Kaus' confusion highlights something that habitually annoys me about the New York Times' stories-- they tend to describe these kinds of trends as though they affect "everyone," when in fact they're really only applicable to people with middle-class incomes.

#7 from Mahatma at 3:50 pm on Dec 02, 2003

Lord where to start...Kaus is so wrong he makes my head hurt! The Bipartisan Millenial Housing Commission completed a study on May 30, 2002 that identifies Affordable Rental Housing as a screaming need. 22 million families are paying rents that are unaffordable, many are paying rents that are over half their incomes.

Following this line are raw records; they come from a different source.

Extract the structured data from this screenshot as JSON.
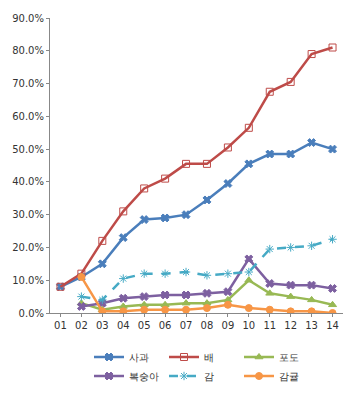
{
  "chart_data": {
    "type": "line",
    "categories": [
      "01",
      "02",
      "03",
      "04",
      "05",
      "06",
      "07",
      "08",
      "09",
      "10",
      "11",
      "12",
      "13",
      "14"
    ],
    "ylim": [
      0,
      90
    ],
    "yticks": [
      {
        "value": 0,
        "label": "0.0%"
      },
      {
        "value": 10,
        "label": "10.0%"
      },
      {
        "value": 20,
        "label": "20.0%"
      },
      {
        "value": 30,
        "label": "30.0%"
      },
      {
        "value": 40,
        "label": "40.0%"
      },
      {
        "value": 50,
        "label": "50.0%"
      },
      {
        "value": 60,
        "label": "60.0%"
      },
      {
        "value": 70,
        "label": "70.0%"
      },
      {
        "value": 80,
        "label": "80.0%"
      },
      {
        "value": 90,
        "label": "90.0%"
      }
    ],
    "grid": false,
    "legend": "bottom",
    "series": [
      {
        "name": "사과",
        "color": "#4a7ebb",
        "marker": "x",
        "line_style": "solid",
        "values": [
          8,
          11,
          15,
          23,
          28.5,
          29,
          30,
          34.5,
          39.5,
          45.5,
          48.5,
          48.5,
          52,
          50
        ]
      },
      {
        "name": "배",
        "color": "#be4b48",
        "marker": "square-open",
        "line_style": "solid",
        "values": [
          8,
          12,
          22,
          31,
          38,
          41,
          45.5,
          45.5,
          50.5,
          56.5,
          67.5,
          70.5,
          79,
          81
        ]
      },
      {
        "name": "포도",
        "color": "#98b954",
        "marker": "triangle-up",
        "line_style": "solid",
        "values": [
          null,
          3,
          1,
          2,
          2.5,
          2.5,
          3,
          3,
          4,
          10,
          6,
          5,
          4,
          2.5
        ]
      },
      {
        "name": "복숭아",
        "color": "#7d60a0",
        "marker": "x",
        "line_style": "solid",
        "values": [
          null,
          2,
          3,
          4.5,
          5,
          5.5,
          5.5,
          6,
          6.5,
          16.5,
          9,
          8.5,
          8.5,
          7.5
        ]
      },
      {
        "name": "감",
        "color": "#46aac5",
        "marker": "asterisk-open",
        "line_style": "dash",
        "values": [
          null,
          5,
          4,
          10.5,
          12,
          12,
          12.5,
          11.5,
          12,
          12.5,
          19.5,
          20,
          20.5,
          22.5
        ]
      },
      {
        "name": "감귤",
        "color": "#f79646",
        "marker": "circle",
        "line_style": "solid",
        "values": [
          null,
          11,
          0.5,
          0.5,
          1,
          1,
          1,
          1.5,
          2.5,
          1.5,
          1,
          0.5,
          0.5,
          0
        ]
      }
    ]
  }
}
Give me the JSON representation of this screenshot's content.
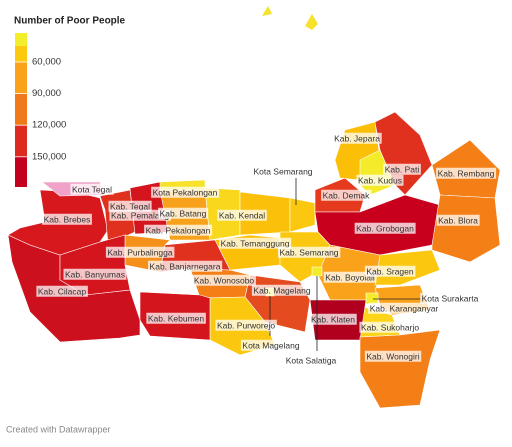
{
  "legend": {
    "title": "Number of Poor People",
    "ticks": [
      {
        "value": 60000,
        "label": "60,000"
      },
      {
        "value": 90000,
        "label": "90,000"
      },
      {
        "value": 120000,
        "label": "120,000"
      },
      {
        "value": 150000,
        "label": "150,000"
      }
    ],
    "colors": [
      "#f2ef2a",
      "#fcc90f",
      "#fba21b",
      "#f07a1a",
      "#dc2a1e",
      "#c4001f"
    ]
  },
  "regions": [
    {
      "label": "Kab. Cilacap",
      "color": "#cc101e"
    },
    {
      "label": "Kab. Brebes",
      "color": "#d7191e"
    },
    {
      "label": "Kota Tegal",
      "color": "#f0a2c8"
    },
    {
      "label": "Kab. Tegal",
      "color": "#e0301e"
    },
    {
      "label": "Kab. Pemalang",
      "color": "#d4151e"
    },
    {
      "label": "Kab. Pekalongan",
      "color": "#f7a21a"
    },
    {
      "label": "Kota Pekalongan",
      "color": "#f6e22a"
    },
    {
      "label": "Kab. Batang",
      "color": "#f9d71c"
    },
    {
      "label": "Kab. Kendal",
      "color": "#fbc10a"
    },
    {
      "label": "Kota Semarang",
      "color": "#fbc80f"
    },
    {
      "label": "Kab. Demak",
      "color": "#e63a1e"
    },
    {
      "label": "Kab. Jepara",
      "color": "#fbbf08"
    },
    {
      "label": "Kab. Kudus",
      "color": "#f4ec2a"
    },
    {
      "label": "Kab. Pati",
      "color": "#e0301e"
    },
    {
      "label": "Kab. Rembang",
      "color": "#f57f17"
    },
    {
      "label": "Kab. Grobogan",
      "color": "#c8001e"
    },
    {
      "label": "Kab. Blora",
      "color": "#f57f17"
    },
    {
      "label": "Kab. Temanggung",
      "color": "#fbbf08"
    },
    {
      "label": "Kab. Semarang",
      "color": "#fbc80f"
    },
    {
      "label": "Kab. Boyolali",
      "color": "#fba21b"
    },
    {
      "label": "Kab. Sragen",
      "color": "#fbc80f"
    },
    {
      "label": "Kab. Karanganyar",
      "color": "#fba21b"
    },
    {
      "label": "Kota Surakarta",
      "color": "#f4ec2a"
    },
    {
      "label": "Kab. Sukoharjo",
      "color": "#fcd51b"
    },
    {
      "label": "Kab. Klaten",
      "color": "#b0001e"
    },
    {
      "label": "Kab. Wonogiri",
      "color": "#f57f17"
    },
    {
      "label": "Kab. Magelang",
      "color": "#e44b1e"
    },
    {
      "label": "Kota Magelang",
      "color": "#f4ec2a"
    },
    {
      "label": "Kota Salatiga",
      "color": "#f4ec2a"
    },
    {
      "label": "Kab. Wonosobo",
      "color": "#f57f17"
    },
    {
      "label": "Kab. Purworejo",
      "color": "#fbc80f"
    },
    {
      "label": "Kab. Kebumen",
      "color": "#d4151e"
    },
    {
      "label": "Kab. Banjarnegara",
      "color": "#e0301e"
    },
    {
      "label": "Kab. Purbalingga",
      "color": "#f5901a"
    },
    {
      "label": "Kab. Banyumas",
      "color": "#d4151e"
    }
  ],
  "footer": "Created with Datawrapper"
}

Mickey actually suggests that high end units can be rented by lower income families. Haw! The rents he cites $750 + per month would be close to 50% of the Nationwide Area Median Income. I wonder if he thinks he could live on 50% of his net income? For more detailed post see my blog.

Kaus needs to get out of LA more!

#8 from Anthony at 8:31 pm on Dec 02, 2003

Housing prices on the coasts (and a few inland enclaves) are artifically inflated by a whole series of local regulations which make development and construction difficult and expensive. There's a report (pdf) which shows how restrictive zoning drives prices of land upwards, primarily in the coastal metropoles. Meanwhile, liberal do-gooding has eliminated, for safety and aesthetic reasons, many of the really cheap private housing options available to poor workers (or welfare recipients). Without a large supply of new housing, the rents which landlords can command for old, run-down buildings stays high.

Compare rents at Craigslist Las Vegas and Craigslist San Francisco Bay Area. Getting something built anywhere in the Bay Area is a difficult, arduous task best undertaken by the patient and politically well-connected. As a result, new housing tends to be large luxury housing or subsidised, neither of which increases competition for lower-rent tenants.